As I approach the end of 2018 and envision 2019, the Klein Homecoming looms large.
On October 20, 2018, about 40 persons whose ancestors were at Klein when it was a cotton plantation gathered together in the cemetery for a healing ceremony. On behalf of the white side of my family, I apologized for closing off the African American family cemetery for burial some 20 years ago. I also apologized for a much longer, unspoken history from slavery to the present. We rededicated and opened the cemetery with prayers and the singing of Amazing Grace. We then adjourned to the house for a facilitated discussion and meal together. Many of the participants were inside the house for the first time.
Theoangelo Perkins, Peter Datcher and I, along with our facilitator T. Marie King of Birmingham, planned and carried out the event. In the South, we are keyed into who is related to whom, and this was a time to learn about and celebrate these connections. Theo Perkins’ mother is a McGinnis. The McGinnises came to work on the land soon after emancipation and continued to do so for generations. As a child, I had known Theo’s great-grandfather, great uncle and great aunt. Peter Datcher’s great-grandmother was enslaved at Klein, and he has a beautiful picture of her and one of his great-grandfather, who was once whipped for leaving that plantation a mile away to visit her. They had met at the Scott’s Grove Baptist Church where services were still conducted during my childhood. So… in generational time, this wasn’t that long ago.
Here I am, trying to come to terms with the fact that my family enslaved others. We were sitting in the house their ancestors built, without pay. The bricks were made, the cypress milled, the nails forged by them. All part of the economy: the more free labor, the more land could be cultivated in cotton, the wealthier the planter could become to continue that cycle. The part of the story I had heard was of my great-great-grandfather coming down from Tennessee to settle the new territory; of my great-grandmother teaching black and white children to read; of the travails of the family and their persistence in the face of challenge. I had never heard the other sides of the story.

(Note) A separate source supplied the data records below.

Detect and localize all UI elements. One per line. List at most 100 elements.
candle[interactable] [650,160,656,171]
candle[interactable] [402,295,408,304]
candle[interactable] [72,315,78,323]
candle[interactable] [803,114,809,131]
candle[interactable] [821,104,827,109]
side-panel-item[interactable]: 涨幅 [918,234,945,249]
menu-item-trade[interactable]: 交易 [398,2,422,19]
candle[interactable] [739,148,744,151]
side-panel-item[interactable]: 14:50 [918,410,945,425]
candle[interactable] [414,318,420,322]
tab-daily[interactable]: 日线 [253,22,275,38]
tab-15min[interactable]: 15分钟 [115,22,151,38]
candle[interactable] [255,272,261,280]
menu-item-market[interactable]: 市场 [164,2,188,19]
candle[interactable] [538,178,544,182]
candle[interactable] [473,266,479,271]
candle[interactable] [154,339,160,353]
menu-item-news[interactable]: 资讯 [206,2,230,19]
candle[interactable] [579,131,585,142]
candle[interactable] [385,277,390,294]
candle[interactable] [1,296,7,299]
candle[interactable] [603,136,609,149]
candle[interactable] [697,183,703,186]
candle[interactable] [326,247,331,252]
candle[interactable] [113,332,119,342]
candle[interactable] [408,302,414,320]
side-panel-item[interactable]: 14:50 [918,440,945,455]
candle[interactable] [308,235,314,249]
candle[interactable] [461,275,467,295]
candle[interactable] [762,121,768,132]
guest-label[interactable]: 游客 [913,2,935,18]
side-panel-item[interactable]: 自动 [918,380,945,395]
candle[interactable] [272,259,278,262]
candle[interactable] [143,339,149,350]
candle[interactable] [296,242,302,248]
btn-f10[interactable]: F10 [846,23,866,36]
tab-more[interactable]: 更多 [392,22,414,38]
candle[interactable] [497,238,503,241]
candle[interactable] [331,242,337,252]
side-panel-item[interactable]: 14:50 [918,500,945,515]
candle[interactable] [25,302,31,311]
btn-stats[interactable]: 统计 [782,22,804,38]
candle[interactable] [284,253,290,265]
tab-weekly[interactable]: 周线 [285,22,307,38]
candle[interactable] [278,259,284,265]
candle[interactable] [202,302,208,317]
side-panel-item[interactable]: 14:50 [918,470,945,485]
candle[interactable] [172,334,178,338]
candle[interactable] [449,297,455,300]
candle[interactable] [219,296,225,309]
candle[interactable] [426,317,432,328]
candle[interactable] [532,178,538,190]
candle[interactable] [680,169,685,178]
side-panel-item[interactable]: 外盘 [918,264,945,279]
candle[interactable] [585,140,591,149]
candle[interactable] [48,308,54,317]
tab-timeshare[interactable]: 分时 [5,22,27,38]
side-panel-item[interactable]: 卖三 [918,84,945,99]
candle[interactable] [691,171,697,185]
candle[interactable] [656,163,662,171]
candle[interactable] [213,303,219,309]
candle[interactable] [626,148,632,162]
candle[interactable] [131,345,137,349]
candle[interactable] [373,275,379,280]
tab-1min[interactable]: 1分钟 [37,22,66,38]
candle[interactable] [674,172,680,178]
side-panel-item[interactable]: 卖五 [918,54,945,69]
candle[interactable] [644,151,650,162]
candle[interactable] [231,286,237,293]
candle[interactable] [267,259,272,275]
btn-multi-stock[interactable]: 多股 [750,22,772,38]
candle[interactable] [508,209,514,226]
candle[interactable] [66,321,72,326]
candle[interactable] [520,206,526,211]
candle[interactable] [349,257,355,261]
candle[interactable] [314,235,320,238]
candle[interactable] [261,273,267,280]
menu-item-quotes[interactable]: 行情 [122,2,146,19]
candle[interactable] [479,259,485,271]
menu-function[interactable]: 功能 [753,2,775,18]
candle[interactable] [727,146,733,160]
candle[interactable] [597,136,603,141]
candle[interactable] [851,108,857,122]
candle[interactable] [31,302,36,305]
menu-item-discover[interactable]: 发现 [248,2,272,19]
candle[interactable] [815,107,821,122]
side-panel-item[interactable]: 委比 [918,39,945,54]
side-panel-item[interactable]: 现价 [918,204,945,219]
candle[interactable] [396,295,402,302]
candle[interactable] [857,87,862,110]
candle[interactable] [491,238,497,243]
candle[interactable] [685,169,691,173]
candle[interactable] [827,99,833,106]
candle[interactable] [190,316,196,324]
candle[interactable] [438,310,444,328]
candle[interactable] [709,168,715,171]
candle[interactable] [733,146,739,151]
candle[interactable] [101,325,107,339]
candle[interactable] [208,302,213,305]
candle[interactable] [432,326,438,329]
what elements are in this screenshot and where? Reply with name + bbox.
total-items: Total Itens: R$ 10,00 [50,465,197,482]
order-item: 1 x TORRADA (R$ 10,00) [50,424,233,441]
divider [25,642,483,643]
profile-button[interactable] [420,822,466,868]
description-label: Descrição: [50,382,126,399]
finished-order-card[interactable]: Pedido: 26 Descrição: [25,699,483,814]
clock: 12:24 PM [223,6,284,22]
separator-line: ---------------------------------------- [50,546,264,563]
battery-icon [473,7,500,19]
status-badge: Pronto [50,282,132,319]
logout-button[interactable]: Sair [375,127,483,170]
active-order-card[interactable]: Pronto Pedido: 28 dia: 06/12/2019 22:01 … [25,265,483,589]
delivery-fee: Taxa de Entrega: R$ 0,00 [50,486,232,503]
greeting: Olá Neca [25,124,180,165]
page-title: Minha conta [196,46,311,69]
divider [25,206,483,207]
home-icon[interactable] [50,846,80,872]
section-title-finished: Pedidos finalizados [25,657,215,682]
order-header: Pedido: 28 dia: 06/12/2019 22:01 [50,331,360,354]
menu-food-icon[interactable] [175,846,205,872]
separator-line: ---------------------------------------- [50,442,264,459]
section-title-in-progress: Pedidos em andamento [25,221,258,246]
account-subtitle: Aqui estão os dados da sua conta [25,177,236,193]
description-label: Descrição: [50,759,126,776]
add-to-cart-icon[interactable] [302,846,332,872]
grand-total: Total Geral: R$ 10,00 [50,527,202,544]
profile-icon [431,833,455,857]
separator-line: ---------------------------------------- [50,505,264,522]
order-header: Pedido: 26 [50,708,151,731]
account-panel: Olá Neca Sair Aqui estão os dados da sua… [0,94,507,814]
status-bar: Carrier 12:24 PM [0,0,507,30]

What is the size and nature of this debt? How can it be settled? How can we give back to these families? This didn’t come up in our conversations at the house. However, what became apparent was that respect for each other, acknowledgment of our complicated past, and beginning a new relationship at that moment will sustain us as we enter 2019 together. This year, we will come together again for a Klein Homecoming, bring art to the house, and work to establish our shared home as a community resource through the non-profit corporation Klein Arts and Culture.